The Natural, Bernard Malamud. London: Vintage Classics, 2002 (originally published in 1952).
Summary: The story of Roy Hobbs, whose promising career in baseball is nearly ended by a strange woman with a silver bullet and his attempt at 35 for one more season of greatness.
The story of Roy Hobbs is that of the tragic hero come to baseball. A number of you may remember the 1984 movie starring Robert Redford. I haven’t seen the movie but I sense the book is darker. The story begins with a young Roy Hobbs on a cross-country rail journey that recurs in dreams throughout the book as a symbol of futility. At one stop, he encounters The Whammer, a fading star who he strike out. He also encounters Harriet Bird who turns out to be a crazed serial killer of athletes, who nearly ends Hobbs’s life in a Chicago hotel.
Flash forward to Hobbs at 35, who finally makes it back to the majors landing a spot with the hapless New York Knights, their aging manager Pops, their star clown, Bump, his girlfriend Memo (where does he get these names?), the shrewd skinflint owner,Judge, the gambler, Gus, and the sportswriter, Max Mercy, who senses this is not the first time he has met Roy. Hobbs lands a spot, taking Bump’s place after Bump died running into a wall chasing down a long fly ball. Roy, and his bat Wonderboy, help lift the club into first place. Hobbs tries to get Memo back in his bed (he had slept with her after trading rooms with Bump only to have her, thinking he was Bump, jump in bed with him).
When he fails in his efforts, he ends up in a slump, only to meet the one woman who really cares about him, who he avoids after a one night stand finding out that she, though younger, is a grandmother. But she restores his self-confidence, the team gets into first place, and has to win one more game, which it fails to do because Hobbs voraciously eats himself sick. They are tied with the Pirates and have to win a playoff game to win the pennant. Hobbs is released in time for the game but offered a payoff if he will throw the game–a payoff allowing him to provide a life of style for Memo. Will he take the payoff, or remain loyal to the team and Pops.

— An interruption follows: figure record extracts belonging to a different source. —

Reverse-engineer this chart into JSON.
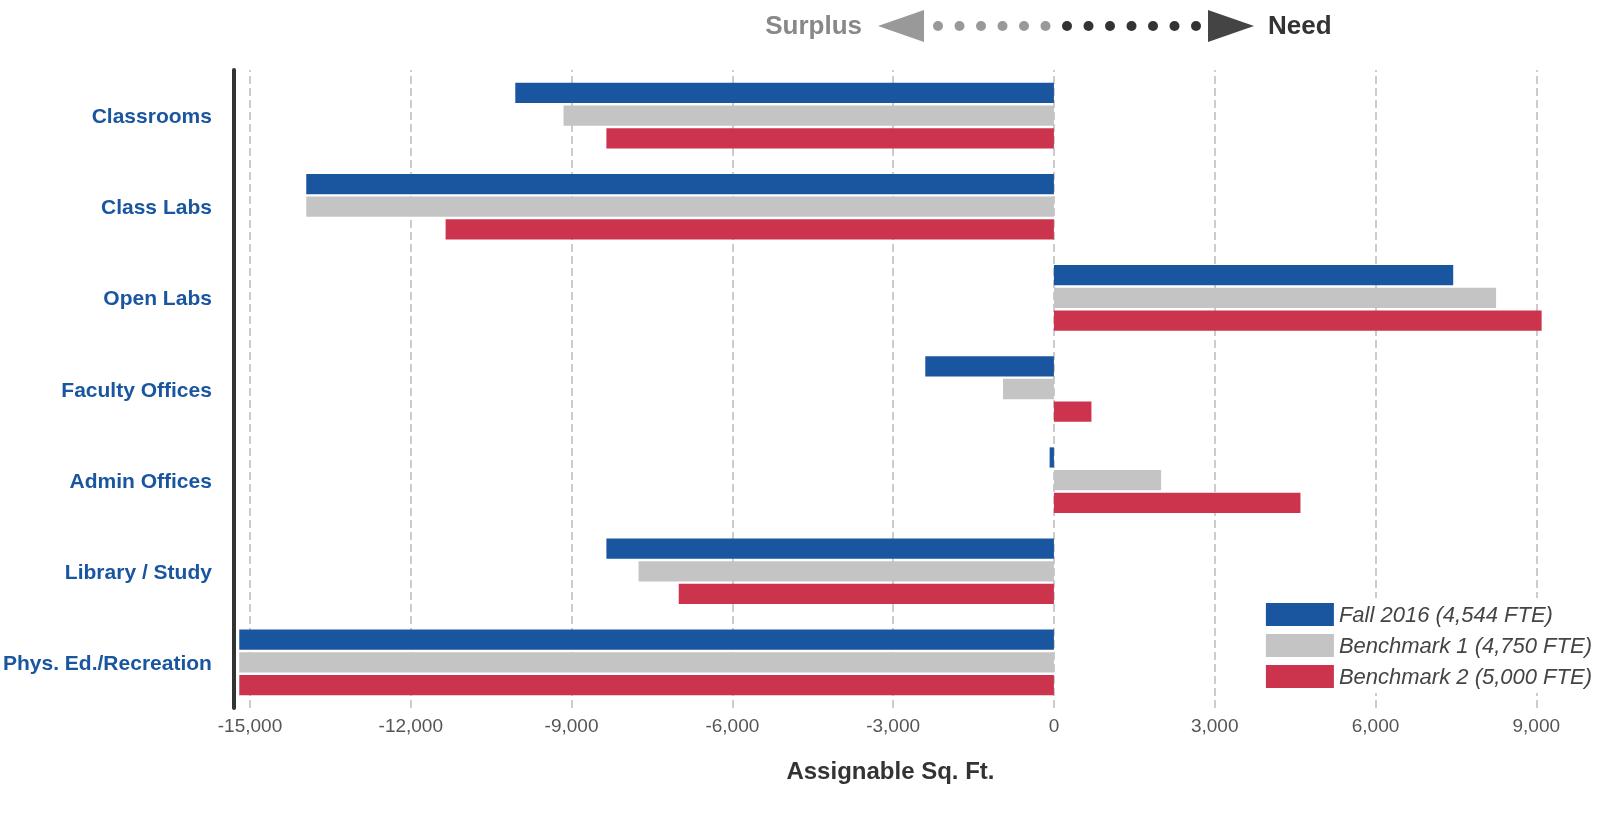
{
  "chart_data": {
    "type": "bar",
    "orientation": "horizontal",
    "xlabel": "Assignable Sq. Ft.",
    "annotations": [
      "Surplus",
      "Need"
    ],
    "categories": [
      "Classrooms",
      "Class Labs",
      "Open Labs",
      "Faculty Offices",
      "Admin Offices",
      "Library / Study",
      "Phys. Ed./Recreation"
    ],
    "series": [
      {
        "name": "Fall 2016 (4,544 FTE)",
        "color": "#1a56a0",
        "values": [
          -10050,
          -13950,
          7450,
          -2400,
          -80,
          -8350,
          -15200
        ]
      },
      {
        "name": "Benchmark 1 (4,750 FTE)",
        "color": "#c4c4c4",
        "values": [
          -9150,
          -13950,
          8250,
          -950,
          2000,
          -7750,
          -15200
        ]
      },
      {
        "name": "Benchmark 2 (5,000 FTE)",
        "color": "#cc344e",
        "values": [
          -8350,
          -11350,
          9100,
          700,
          4600,
          -7000,
          -15200
        ]
      }
    ],
    "xlim": [
      -15300,
      9200
    ],
    "xticks": [
      {
        "value": -15000,
        "label": "-15,000"
      },
      {
        "value": -12000,
        "label": "-12,000"
      },
      {
        "value": -9000,
        "label": "-9,000"
      },
      {
        "value": -6000,
        "label": "-6,000"
      },
      {
        "value": -3000,
        "label": "-3,000"
      },
      0,
      {
        "value": 3000,
        "label": "3,000"
      },
      {
        "value": 6000,
        "label": "6,000"
      },
      {
        "value": 9000,
        "label": "9,000"
      }
    ],
    "grid": "x",
    "legend": "bottom right"
  }
}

The quest for greatness, the voracious hunger, and the penchant for dangerous women suggest a man searching for significance in the face of onrushing death. He is the hubristic tragic hero. Yet all this seemed cliche, from the names, to the “dangerous women” to the language he uses to describe these women. Maybe this portrays his shallowness, but it seemed overdone and heavy-handed, which surprised me in a writer of Malamud’s reputation.
This is considered a baseball classic but I was disappointed. A bit more subtlety would have been welcome. From what I can tell, this was early Malamud and perhaps he was learning his craft. Whatever was the case, this is a classic I can’t recommend, as pleasant as this might have been to read.